Wednesday, July 23, 2014

DOT announces new rules for oil carrying railcars


A year past the deadly Quebec derailment, the Department of Transportation has come up with new rules covering the rail transport of crude oil.
The U.S. Department of Transportation proposed a two-year phase-out of older tank cars used to transport crude oil by rail, among other measures to improve the safety of crude oil transportation by rail.

Secretary Anthony Foxx outlined the long-anticpated proposals Wednesday, more than a year after a deadly derailment in Quebec focused government and public scrutiny on the rising volumes of crude oil shipped in trains.

DOT will seek the phase-out or retrofit of older model DOT-111 tank cars, long known to be vulnerable to failure in derailments, from crude oil and ethanol service.

“We are proposing to phase out the DOT-111 tank car in its current form,” Foxx said.

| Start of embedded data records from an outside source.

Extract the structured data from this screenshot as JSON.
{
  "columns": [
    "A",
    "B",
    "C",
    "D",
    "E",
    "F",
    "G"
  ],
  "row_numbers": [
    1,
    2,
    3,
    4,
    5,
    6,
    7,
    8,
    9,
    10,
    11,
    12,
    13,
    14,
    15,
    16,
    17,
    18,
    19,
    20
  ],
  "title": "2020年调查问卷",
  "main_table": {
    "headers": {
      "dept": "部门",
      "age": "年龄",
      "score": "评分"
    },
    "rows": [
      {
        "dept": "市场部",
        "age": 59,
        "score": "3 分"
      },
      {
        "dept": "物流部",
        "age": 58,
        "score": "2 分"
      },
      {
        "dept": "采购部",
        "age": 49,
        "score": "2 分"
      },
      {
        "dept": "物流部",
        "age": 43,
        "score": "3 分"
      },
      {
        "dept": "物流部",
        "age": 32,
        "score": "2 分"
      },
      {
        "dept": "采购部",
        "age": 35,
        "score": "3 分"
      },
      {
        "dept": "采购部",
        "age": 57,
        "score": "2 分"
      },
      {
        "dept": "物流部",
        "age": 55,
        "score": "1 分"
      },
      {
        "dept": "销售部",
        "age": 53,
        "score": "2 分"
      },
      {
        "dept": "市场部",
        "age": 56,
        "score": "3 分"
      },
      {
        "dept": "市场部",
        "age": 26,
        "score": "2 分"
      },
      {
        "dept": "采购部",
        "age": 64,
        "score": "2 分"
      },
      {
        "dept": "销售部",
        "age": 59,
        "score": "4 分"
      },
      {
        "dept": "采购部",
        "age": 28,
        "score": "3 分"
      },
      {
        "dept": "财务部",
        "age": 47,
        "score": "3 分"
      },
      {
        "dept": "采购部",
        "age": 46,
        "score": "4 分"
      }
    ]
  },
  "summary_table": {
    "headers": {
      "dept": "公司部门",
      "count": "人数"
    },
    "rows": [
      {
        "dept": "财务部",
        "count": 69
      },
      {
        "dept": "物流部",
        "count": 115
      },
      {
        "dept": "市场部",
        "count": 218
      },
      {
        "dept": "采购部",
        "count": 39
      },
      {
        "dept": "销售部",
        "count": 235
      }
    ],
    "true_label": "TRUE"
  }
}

The department proposed various options for upgraded tank cars, including thicker steel shells, electronic braking and rollover protections.

The department also proposed a maximum 40 mph speed in all areas for trains operating with older tank cars and for urban areas with more than 100,000 residents. Tank cars that met the new requirements would be permitted to travel at 50 mph outside urban areas.

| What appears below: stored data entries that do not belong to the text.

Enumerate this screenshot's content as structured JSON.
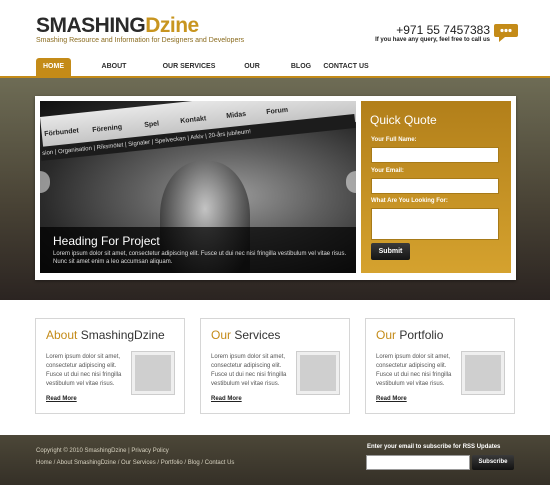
{
  "header": {
    "logo_part1": "SMASHING",
    "logo_part2": "Dzine",
    "tagline": "Smashing Resource and Information for Designers and Developers",
    "phone": "+971 55 7457383",
    "phone_note": "If you have any query, feel free to call us"
  },
  "nav": {
    "items": [
      {
        "label": "HOME",
        "active": true
      },
      {
        "label": "ABOUT SMASHINGDZINE"
      },
      {
        "label": "OUR SERVICES"
      },
      {
        "label": "OUR PORTFOLIO"
      },
      {
        "label": "BLOG"
      },
      {
        "label": "CONTACT US"
      }
    ]
  },
  "slider": {
    "menu": [
      "Förbundet",
      "Förening",
      "Spel",
      "Kontakt",
      "Midas",
      "Forum"
    ],
    "submenu": "sion | Organisation | Riksmötet | Signaler | Spelveckan | Arkiv | 20-års jubileum!",
    "heading": "Heading For Project",
    "text": "Lorem ipsum dolor sit amet, consectetur adipiscing elit. Fusce ut dui nec nisi fringilla vestibulum vel vitae risus. Nunc sit amet enim a leo accumsan aliquam."
  },
  "quote": {
    "title": "Quick Quote",
    "name_label": "Your Full Name:",
    "email_label": "Your Email:",
    "looking_label": "What Are You Looking For:",
    "submit_label": "Submit"
  },
  "boxes": [
    {
      "title_accent": "About",
      "title_rest": " SmashingDzine",
      "text": "Lorem ipsum dolor sit amet, consectetur adipiscing elit. Fusce ut dui nec nisi fringilla vestibulum vel vitae risus.",
      "more": "Read More"
    },
    {
      "title_accent": "Our",
      "title_rest": " Services",
      "text": "Lorem ipsum dolor sit amet, consectetur adipiscing elit. Fusce ut dui nec nisi fringilla vestibulum vel vitae risus.",
      "more": "Read More"
    },
    {
      "title_accent": "Our",
      "title_rest": " Portfolio",
      "text": "Lorem ipsum dolor sit amet, consectetur adipiscing elit. Fusce ut dui nec nisi fringilla vestibulum vel vitae risus.",
      "more": "Read More"
    }
  ],
  "footer": {
    "copyright": "Copyright © 2010 SmashingDzine | Privacy Policy",
    "links": "Home / About SmashingDzine / Our Services / Portfolio / Blog / Contact Us",
    "rss_label": "Enter your email to subscribe for RSS Updates",
    "subscribe_label": "Subscribe"
  },
  "colors": {
    "accent": "#c48b18",
    "dark": "#2b2421"
  },
  "icons": {
    "contact": "chat-bubble-icon"
  }
}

The public has 60 days to comment on the proposed rules, and Foxx said the comment period would not be extended because of the urgency of the issue.
There will be pushback and some modification before the new rules are implemented, but the rail industry is itself in favor of improved tanker safety and should implement most of them. And three years from the deaths to new standards is almost drag strip fast for a government agency.